Decode HTML entities in payee names (& to &) before matching.
Phase 2: Partition
For each transaction:
- Skip if
transfer_account_id is set, or the payee matches a transfer/payment pattern (Transfer, CRCARDPMT, AUTOPAY, External Transfer, P2P, RECURRING FROM CHK, Online Scheduled Payment, PAYMENT FROM CHK, Confirmation, Descriptive Withdrawal/Deposit). These are account moves, not spend. Leave uncategorized. They can still be approved.
- Inflow if the payee is in the Inflows list. Route to
Inflow: Ready to Assign.
- Auto if the payee is in the Auto-Categorize map.

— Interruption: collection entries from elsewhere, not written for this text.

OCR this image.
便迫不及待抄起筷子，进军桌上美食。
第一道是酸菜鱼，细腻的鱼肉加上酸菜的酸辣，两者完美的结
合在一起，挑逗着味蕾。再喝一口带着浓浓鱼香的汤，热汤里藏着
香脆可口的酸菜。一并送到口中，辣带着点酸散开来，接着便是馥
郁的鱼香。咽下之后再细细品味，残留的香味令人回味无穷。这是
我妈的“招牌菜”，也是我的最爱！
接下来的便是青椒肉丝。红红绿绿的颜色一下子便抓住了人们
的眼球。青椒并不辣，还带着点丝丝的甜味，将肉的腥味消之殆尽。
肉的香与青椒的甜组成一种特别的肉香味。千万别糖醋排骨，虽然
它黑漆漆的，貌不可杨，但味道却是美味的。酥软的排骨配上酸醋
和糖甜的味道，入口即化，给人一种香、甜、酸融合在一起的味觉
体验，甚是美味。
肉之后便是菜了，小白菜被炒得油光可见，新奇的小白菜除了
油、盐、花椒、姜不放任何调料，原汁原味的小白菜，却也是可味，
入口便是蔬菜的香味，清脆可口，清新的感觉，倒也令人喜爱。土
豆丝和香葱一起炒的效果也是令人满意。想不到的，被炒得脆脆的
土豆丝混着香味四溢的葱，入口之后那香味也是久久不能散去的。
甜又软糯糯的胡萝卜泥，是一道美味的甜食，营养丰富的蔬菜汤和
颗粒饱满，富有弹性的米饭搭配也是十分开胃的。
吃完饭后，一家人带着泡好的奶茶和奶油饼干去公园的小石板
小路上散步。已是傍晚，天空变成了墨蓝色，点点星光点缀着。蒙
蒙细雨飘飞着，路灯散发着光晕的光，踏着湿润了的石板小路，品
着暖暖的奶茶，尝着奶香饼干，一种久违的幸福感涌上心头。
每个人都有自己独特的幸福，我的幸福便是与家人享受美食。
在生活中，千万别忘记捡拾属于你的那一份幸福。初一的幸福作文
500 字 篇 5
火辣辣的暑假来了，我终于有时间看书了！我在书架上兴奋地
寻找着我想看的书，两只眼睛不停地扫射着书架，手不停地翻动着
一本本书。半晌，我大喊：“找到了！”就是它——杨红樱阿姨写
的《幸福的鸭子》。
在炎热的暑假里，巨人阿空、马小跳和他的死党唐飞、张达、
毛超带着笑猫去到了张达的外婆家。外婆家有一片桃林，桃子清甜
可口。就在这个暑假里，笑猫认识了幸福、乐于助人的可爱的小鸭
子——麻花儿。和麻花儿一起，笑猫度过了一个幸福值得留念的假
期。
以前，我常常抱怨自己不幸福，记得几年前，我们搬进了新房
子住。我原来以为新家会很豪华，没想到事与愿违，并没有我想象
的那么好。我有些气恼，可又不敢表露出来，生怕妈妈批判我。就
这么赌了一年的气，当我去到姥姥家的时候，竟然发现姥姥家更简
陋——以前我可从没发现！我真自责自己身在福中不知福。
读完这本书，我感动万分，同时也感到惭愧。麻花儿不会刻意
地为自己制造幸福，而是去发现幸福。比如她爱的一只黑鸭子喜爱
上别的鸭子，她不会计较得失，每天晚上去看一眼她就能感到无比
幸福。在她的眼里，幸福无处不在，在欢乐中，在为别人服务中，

Apply silently.
- Confirm if the payee is in the Always-Confirm list (split history). Ask before applying.
- New otherwise. Ask one-by-one via AskUserQuestion, showing date, amount, payee, and a proposed category with rationale.
Trips: when several charges cluster around a trip (lodging plus out-of-town food and coffee), itemize each into its real category AND set its memo to <emoji> <Trip Name> (Forni's convention, e.g. 🏔️ Crested Butte). Confirm the emoji and trip name with the user once per trip. Do NOT use a YNAB flag for this. Vehicle repair and other non-discretionary charges that happen during a trip stay untagged.
Phase 3: Apply
Batch the updates into one PATCH (auto-converts dollars to milliunits server-side):
curl -s -X PATCH -H "Authorization: Bearer $tok" -H "Content-Type: application/json" \
"https://api.ynab.com/v1/budgets/$b/transactions" \
-d '{"transactions":[{"id":"...","category_id":"...","memo":"🏔️ Crested Butte","approved":true}]}'
Always print the full plan (date, amount, payee, target category, memo) before writing, then confirm the server response count.
Phase 4: Approve
Imported transactions land unapproved, and categorizing does NOT approve them. Until approved, the changes do not flow into the budget/category views, which reads as "my changes aren't showing up." Approve as the final step:
ids=$(curl -s -H "Authorization: Bearer $tok" "https://api.ynab.com/v1/budgets/$b/transactions?type=unapproved" \
| jq -c '[.data.transactions[] | {id:.id, approved:true}]')
curl -s -X PATCH -H "Authorization: Bearer $tok" -H "Content-Type: application/json" \
"https://api.ynab.com/v1/budgets/$b/transactions" -d "{\"transactions\":$ids}"
Then remind the user to hard-refresh the YNAB app or web tab, since an already-open client uses delta sync and will not show the writes until it re-syncs.
Phase 5: Learn
When the user corrects a proposed category, or decides a brand-new payee, append the rule to the ## Spend Categorization section of learned-rules.md so it sticks. One line: Payee -> Category (note).
Phase 6: Report
Print: counts by action (auto, confirmed, asked, skipped, approved), any trips totaled by memo, anything left flagged for follow-up (e.g. a suspected fraudulent charge), and new learned rules added.
Refreshing the Map (periodic)
The Auto-Categorize and Always-Confirm lists are mined from history: group every categorized, non-transfer transaction by payee, take the dominant category, list payees with >=2 transactions (auto at >=80% dominance, confirm at 50 to 80%). Re-mine occasionally to absorb newly-recurring payees. The generator lives in the skill's history; re-run it to regenerate reference/payee-map.md.
Notes
- Payee sprawl: each Venmo note spawns a new payee, so the budget carries 1,000+ payees. Collapsing them is a separate hygiene pass (rename/merge via the API, or YNAB's native Renaming Rules). Native Renaming Rules and per-payee auto-categorize are app-only and not in the API.
- Housing line:
Matthew Bigelow was Rent; after the June 2026 home purchase the recurring housing line is a mortgage.